~ ¿COMER DE BALDE?

Joan González, etnobotánico.

Joan González, etnobotánico infatigable.

Allí donde la mayoría sólo vemos una informe masa vegetal, una abigarrada gama de verdes, una jungla variopinta de malas hierbas, Joan González no verá otra cosa más que alimento, nutrientes naturales, suculentos y, encima, de balde. Su mirada escaneará la maleza y detectará verdura suficiente como para mantener a un batallón durante una vida larga y salutífera. Para este apasionado de la etnobotánica, «la naturaleza es una gran despensa». Y no se refiere a bosques fértiles y frondosos, sino a cualquier parterre de mala muerte o agreste descampado donde la vida -tal como suele hacer- se abra paso. He tenido la gran suerte de pasear con él por cuatro lugares completamente diferentes, entre ellos un rinconcito no ajardinado del Parc de sa Riera donde se concentran hasta sesenta especies silvestres comestibles, de las cerca de seiscientas que existen en Mallorca (el total de las que crecen a su antojo -beneficiosas o no- supera el millar). Parece mentira que un andurrial lleno de matojos se convierta, de su mano, en un caleidoscopio de sabores y en una sorprendente ensalada sin coste alguno: cerrajas, acelgas, zanahorias, bledos, malvas, agujas de pastor, acederas…

Globularia, bonita pero tóxica. Foto: Aina S. Erice

Globularia, bonita pero cardiotóxica.
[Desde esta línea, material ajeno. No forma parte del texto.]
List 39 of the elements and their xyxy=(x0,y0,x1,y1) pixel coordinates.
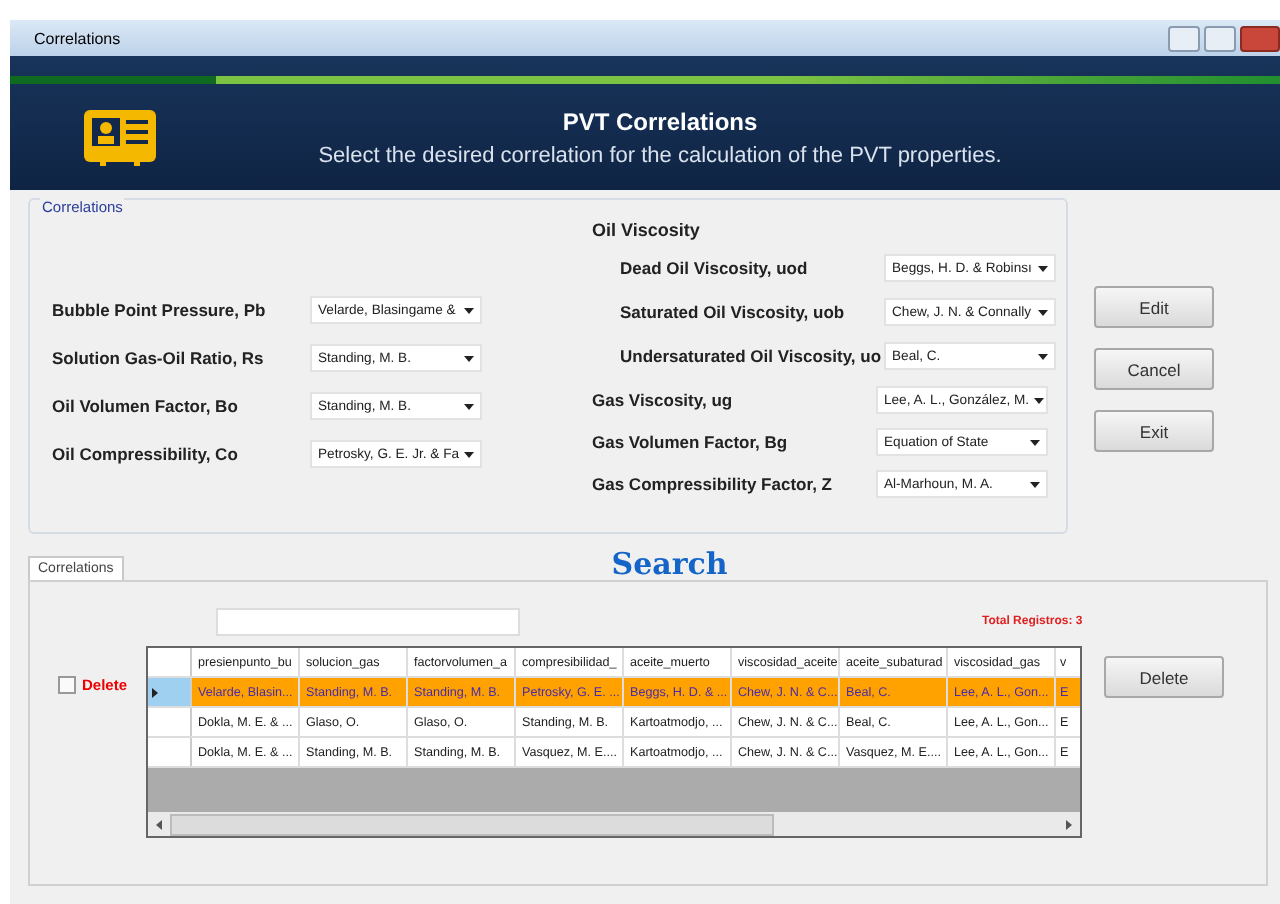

Foto: Aina S. Erice

El segundo paseo fue por un tramo litoral de Alcúdia igualmente repleto de alimentos sin código de barras: algas, musgos, anémonas, medusas y plantas halófilas, que viven en ambientes salinos, como el junquillo de mar o la salicornia. El tercero fue por la albufera de Sa Pobla y allí Joan González localizó llantén, gordolobo, pimpinela, zarzamora, rábano, achicoria… De todas las plantas silvestres comestibles, este «rumiante y salvaje» -tal como él mismo se describe- conoce las partes que pueden consumirse y la forma en que debe hacerse en cada caso. Es un especialista en lo que -con tanta torpeza- llamamos «malas hierbas». Malas de verdad (o casi) eran las del cuarto paseo, dedicado a la búsqueda de especies tóxicas. El plácido bosque de Bellver, repleto de venenos, fue el escenario de este descenso a los infiernos vegetales. Vimos, entre una veintena de bellezas perniciosas, beleño dorado, asfódelos, candilillos del diablo (o rape de frare), ricino (o figuera infernal), globularia, bufera (el ginseng indio), mercurial (ortiga muerta), heliotropos y -¡cómo no!- la temible y frecuente cicuta, que no conviene confundir ni con perejil ni con zanahoria silvestre. Al referirse a la muerte de Sócrates, condenado a ingerir Conium maculatum (cicuta, tal vez mezclada con opio), Platón emplea el término griego phármakon, que significa lo mismo veneno que remedio. Esto nos lleva al médico y astrólogo Paracelso, quien afirmó que sólo la dosis puede convertir algo en ponzoña. Joan González nos enseña que el conocimiento del entorno inmediato -algo que requiere constancia y amor por la naturaleza- puede acercarnos a la autosuficiencia alimentaria. Una idea revolucionaria y que nos remite a aquellas palabras del sermón de la montaña, recogidas en el Evangelio de Mateo: «Conque no andéis agobiados por la vida, pensando qué vais a comer».